Il Gup Claudio Paris ha emesso le sue decisioni a Bologna nel procedimento giudiziario relativo alla tragica morte di Attilio Franzini, operaio 47enne della ditta romana Salcef. Franzini fu investito e ucciso da un treno il 4 ottobre 2024, intorno alle 4:30 del mattino, nei pressi della stazione di San Giorgio di Piano, nel Bolognese.

Le determinazioni del giudice hanno riguardato le posizioni dei quattro imputati. Tre di essi hanno optato per il patteggiamento, concordando una pena di un anno che è stata convertita in una sanzione pecuniaria di 10.950 euro.

Per una dirigente di Ferrovie, identificata come coordinatrice della sicurezza di RFI, è stata pronunciata una condanna a otto mesi con rito abbreviato.

La difesa della dirigente, rappresentata dall'avvocato Gabriele Bordoni, ha già annunciato l'intenzione di presentare ricorso in appello. La richiesta iniziale per la dirigente era di un anno e mezzo.
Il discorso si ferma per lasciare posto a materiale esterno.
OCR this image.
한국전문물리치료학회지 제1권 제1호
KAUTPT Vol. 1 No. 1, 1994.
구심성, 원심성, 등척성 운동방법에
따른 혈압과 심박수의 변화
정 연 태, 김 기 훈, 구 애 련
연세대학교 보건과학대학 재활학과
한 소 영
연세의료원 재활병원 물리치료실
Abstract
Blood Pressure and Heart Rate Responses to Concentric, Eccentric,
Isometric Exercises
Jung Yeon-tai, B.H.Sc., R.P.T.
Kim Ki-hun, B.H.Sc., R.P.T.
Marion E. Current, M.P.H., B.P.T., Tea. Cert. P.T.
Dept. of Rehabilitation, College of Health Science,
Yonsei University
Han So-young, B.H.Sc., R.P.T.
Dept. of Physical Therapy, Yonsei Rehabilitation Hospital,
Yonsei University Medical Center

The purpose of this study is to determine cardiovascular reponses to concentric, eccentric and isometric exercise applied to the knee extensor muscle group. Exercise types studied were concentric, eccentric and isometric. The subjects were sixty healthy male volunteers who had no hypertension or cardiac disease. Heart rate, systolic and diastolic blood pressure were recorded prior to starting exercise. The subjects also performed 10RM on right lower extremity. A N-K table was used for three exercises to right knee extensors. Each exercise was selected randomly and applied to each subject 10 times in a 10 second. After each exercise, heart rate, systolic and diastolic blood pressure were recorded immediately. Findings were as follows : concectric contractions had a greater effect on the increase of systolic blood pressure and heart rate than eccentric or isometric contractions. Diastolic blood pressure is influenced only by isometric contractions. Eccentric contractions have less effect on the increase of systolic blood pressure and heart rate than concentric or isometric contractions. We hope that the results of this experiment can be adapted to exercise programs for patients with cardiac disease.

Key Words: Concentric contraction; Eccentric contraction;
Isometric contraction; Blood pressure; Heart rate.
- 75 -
È stata l'unica tra i quattro imputati a scegliere e ottenere il giudizio con rito abbreviato, condizionato all'audizione di un testimone, mentre gli altri tre hanno definito la propria posizione tramite patteggiamento.

Le Accuse e i Ruoli nel Procedimento

L'accusa principale contestata a tutti gli imputati era di omicidio colposo, formulata dal pubblico ministero Luca Venturi.

Le imputazioni erano strettamente connesse ai lavori svolti dalla Salcef e alla gestione complessiva del cantiere ferroviario e delle relative misure di sicurezza sul lavoro.

Il procedimento ha coinvolto diverse figure chiave con responsabilità specifiche: il direttore di cantiere e il capocantiere della Salcef, il responsabile del cantiere e della sicurezza del sito, e la dirigente di Ferrovie/RFI nel ruolo di coordinatrice della sicurezza. I familiari di Attilio Franzini avevano già ricevuto un risarcimento per la perdita e, di conseguenza, non si sono costituiti parte civile nel procedimento. La Cgil, invece, è stata ammessa come parte civile, partecipando attivamente alla fase dell'udienza preliminare.

La Ricostruzione della Dinamica dell'Incidente

Le indagini approfondite hanno permesso di ricostruire la tragica dinamica che ha portato alla morte dell'operaio. Poco prima dell'incidente, Attilio Franzini stava lavorando insieme a una quindicina di colleghi all'interno del cantiere, che interessava l'intero fascio di binari della stazione di San Giorgio di Piano. L'incidente è avvenuto durante delicate operazioni di manutenzione sulla linea ferroviaria.

È stato accertato che la riapertura del traffico ferroviario sarebbe avvenuta circa un quarto d'ora prima dell'orario previsto. Cruciale, secondo le indagini, è stata la mancanza di un adeguato avviso ai lavoratori presenti sui binari riguardo all'imminente riattivazione del transito dei treni, fattore che ha contribuito alla tragedia.